Presidential Library presents Nikolay Berdyayev - “a religious freethinker” in his “message” to the world

18 March 2019

“The Russian state has long been acknowledged a great power, with which all the states of the world have to reckon, and which plays a prominent role in international politics”,  Nikolay Berdyayev’s book “The Fate of Russia” (1918), which is available in the Electronic Reading Room of the Presidential Library, reads in part. “But the spiritual culture of Russia, that core of life, in regards to which a statecraft itself is but a superficial externality and implement, still does not occupy a great-power position in the world… That which has transpired within the bosom of the Russian spirit, will cease to be something still provincial, isolated and closed-in and will become common for the world and mankind”.

The 145th anniversary of the birth of Nikolay Alexandrovich Berdyayev (1874–1948), one of the most prominent thinkers of the 20th century, Russian religious philosopher, representative of Christian existentialism, will be marked on March 18, 2019.

Electronic copies of rare publications from the Presidential Library’s collections cast light on Berdyayev’s ideas, which have entered modern philosophy.

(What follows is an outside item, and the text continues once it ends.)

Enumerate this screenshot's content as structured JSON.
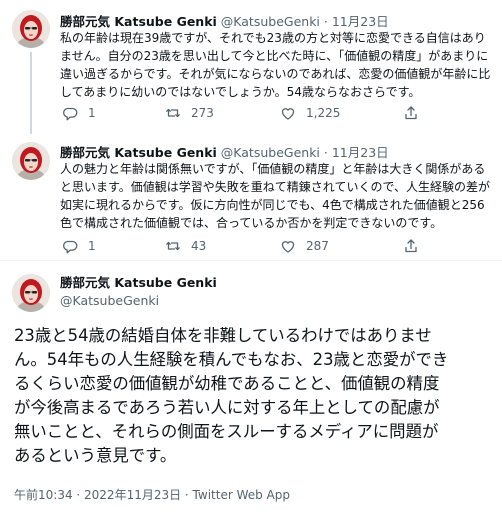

On September 29, 1922 the famous “philosophers’ steamship” departed from the Lieutenant Schmidt Embankment in Leningrad with those on board, who were now unwelcome in their native country. Like his fellows, Nikolay Berdyayev was standing on the deck saying goodbye to St. Petersburg and Russia. He recalled a recent conversation with priest Alexey Mechyov, which, as he stated, had astonished him greatly: “When I entered Alexey’s room ... Mechyov stood up to meet me. He was dressed in white attire, and it seemed to me that his whole being was full of light. I told him how painful it was for me to leave homeland. “You have to go,” father Alexey replied. “The West needs to hear your message”, Berdyaev wrote in his large final book “Dream and Reality: An Essay in Autobiography”, in which he summed up the results of his activities.

... Berdyaev was saying goodbye to the city on the Neva, which though was not yet as close to him as Moscow and its university, where he had taught for two years. Standing on the deck of the steamship, which was heading for the Baltic, he suddenly painfully realized that he would never see his native Kiev, where he spent his childhood. He didn’t like playing with his peers. What attracted him most was the library of his father  – marshal of the nobility in Kiev. At the age of ten, Nikolay read Dostoevsky and for a long time couldn’t read any other book - so deep was the impression made on him. At the same age, he played with an imaginary friend, Andrey Bolkonsky, for he couldn’t find a friend as noble as he was, he could talk to. And then he began to read the works authored by Schopenhauer, Kant, and Hegel.

The works of European philosophers led him to the writings of the religious mystic "Teutonic philosopher" Jacob Böhme, further developing his existentialist philosophy. Berdyaev was one of the organizers and regular contributors to such philosophical journals as “Novy Put” (The New Way), “Voprosy Zhizni" (Issues of Life), he also wrote articles for “Vekhi” (Milestones) collected works.

Berdyayev’s book “The Spiritual Crisis of the Intelligentsia” and the monograph “The Meaning of History” (1990) are available in the Presidential Library’s collections.

In Paris, émigré Berdyayev founded the Academy of Philosophy and Religion, where he gave many lectures on philosophy, history and literature. He was also one of the co-founders of the Orthodox Culture League. During his emigration Nikolay Berdyayev had written more than 40 books and 450 articles - almost all of them were translated into foreign languages. Among his significant works are: “The New Middle Ages” (1924), “The Destiny of Man” (1931), “Dream and Reality: An Essay in Autobiography” (1949). Berdyaev was nominated for the Nobel Prize in Literature seven times (1942–1948).